The decorator used to enforce permissions requires to have access to the Request object, as the middleware stores the user information and compiled permissions there.
FastAPI injects the request to the path function, if the path function declares the request parameter. If its not provided by the user, the request would normally not be passed and would therefore not be available to the decorator.
This would end up in some code like this:
@app.get("/users/me")
@require_permission("user:read")
def read_users_me(request: Request): # pylint: disable=unused-argument
return {"user": "Hello World"}
Not only would this require unneccessary imports and blow up the path function, it would also raise a warning for an unused variable which then would need to be suppressed.
To avoid this, the decorater uses a somewhat “hacky” way to modify the function signature and include the request parameter. This way, the user does not need to declare the request parameter and the decorator can still access it.
Lateron, before actually calling the path function, the request is removed from kwargs again, to avoid an exception being raised for an unexpected argument.

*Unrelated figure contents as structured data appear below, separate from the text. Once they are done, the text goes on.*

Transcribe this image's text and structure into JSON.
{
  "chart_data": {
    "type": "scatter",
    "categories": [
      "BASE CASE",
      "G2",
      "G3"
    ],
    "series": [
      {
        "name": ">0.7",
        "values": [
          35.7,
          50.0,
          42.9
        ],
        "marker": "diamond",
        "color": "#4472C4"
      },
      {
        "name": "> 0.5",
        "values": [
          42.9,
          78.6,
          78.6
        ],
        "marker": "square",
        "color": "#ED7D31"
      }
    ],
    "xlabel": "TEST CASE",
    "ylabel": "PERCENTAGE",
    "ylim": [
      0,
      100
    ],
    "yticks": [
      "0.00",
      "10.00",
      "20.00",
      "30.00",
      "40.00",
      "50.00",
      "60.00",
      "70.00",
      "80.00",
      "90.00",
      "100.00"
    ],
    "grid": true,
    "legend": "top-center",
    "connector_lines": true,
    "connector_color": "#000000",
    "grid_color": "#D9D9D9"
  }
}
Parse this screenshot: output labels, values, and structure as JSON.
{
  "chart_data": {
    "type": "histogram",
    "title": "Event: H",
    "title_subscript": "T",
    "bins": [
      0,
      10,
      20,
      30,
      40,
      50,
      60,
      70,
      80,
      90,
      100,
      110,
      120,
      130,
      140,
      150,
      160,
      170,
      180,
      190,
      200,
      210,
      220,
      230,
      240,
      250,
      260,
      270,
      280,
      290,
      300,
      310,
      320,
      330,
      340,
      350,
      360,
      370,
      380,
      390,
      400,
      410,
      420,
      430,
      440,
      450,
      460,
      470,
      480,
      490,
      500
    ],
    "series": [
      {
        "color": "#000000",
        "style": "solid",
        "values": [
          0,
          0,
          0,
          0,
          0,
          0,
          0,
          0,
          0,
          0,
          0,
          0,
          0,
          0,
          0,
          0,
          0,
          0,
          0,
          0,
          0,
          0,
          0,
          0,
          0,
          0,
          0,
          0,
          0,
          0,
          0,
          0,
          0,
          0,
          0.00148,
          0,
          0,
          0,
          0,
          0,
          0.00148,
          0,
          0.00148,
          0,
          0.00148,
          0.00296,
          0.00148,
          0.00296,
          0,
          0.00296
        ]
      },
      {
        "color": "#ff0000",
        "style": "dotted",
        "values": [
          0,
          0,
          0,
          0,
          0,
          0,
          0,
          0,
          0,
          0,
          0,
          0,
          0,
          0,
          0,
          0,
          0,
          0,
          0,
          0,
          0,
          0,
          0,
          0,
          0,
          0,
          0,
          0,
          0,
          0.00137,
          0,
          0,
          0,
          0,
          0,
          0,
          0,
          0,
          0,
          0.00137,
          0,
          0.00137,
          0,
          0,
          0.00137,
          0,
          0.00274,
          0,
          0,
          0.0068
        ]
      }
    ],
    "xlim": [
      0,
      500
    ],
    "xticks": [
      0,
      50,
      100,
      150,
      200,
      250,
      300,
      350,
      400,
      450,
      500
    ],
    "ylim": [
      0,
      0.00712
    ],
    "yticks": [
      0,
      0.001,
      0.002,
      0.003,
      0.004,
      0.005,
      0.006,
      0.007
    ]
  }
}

Details can be found in PEP 362 - Function Signature Object. Consider the following code:
# Get function signature
sig = signature(func)
# Get parameters
parameters: OrderedDict = sig.parameters
if "request" in parameters.keys():
# Request is already present, no need to modify signature
return wrapper
# Add request parameter by creating a new parameter list based on the old one
parameters = [
Parameter(
name="request",
kind=Parameter.POSITIONAL_OR_KEYWORD,
default=Parameter.empty,
annotation=starlette.requests.Request,
),
*parameters.values(),
]
# Create a new signature, as the signature is immutable
new_sig = sig.replace(parameters=parameters, return_annotation=sig.return_annotation)
# Update the wrapper function signature
wrapper.__signature__ = new_sig
return wrapper
The request is still passed to the path function if defined by the user, otherwise its removed before calling the path function.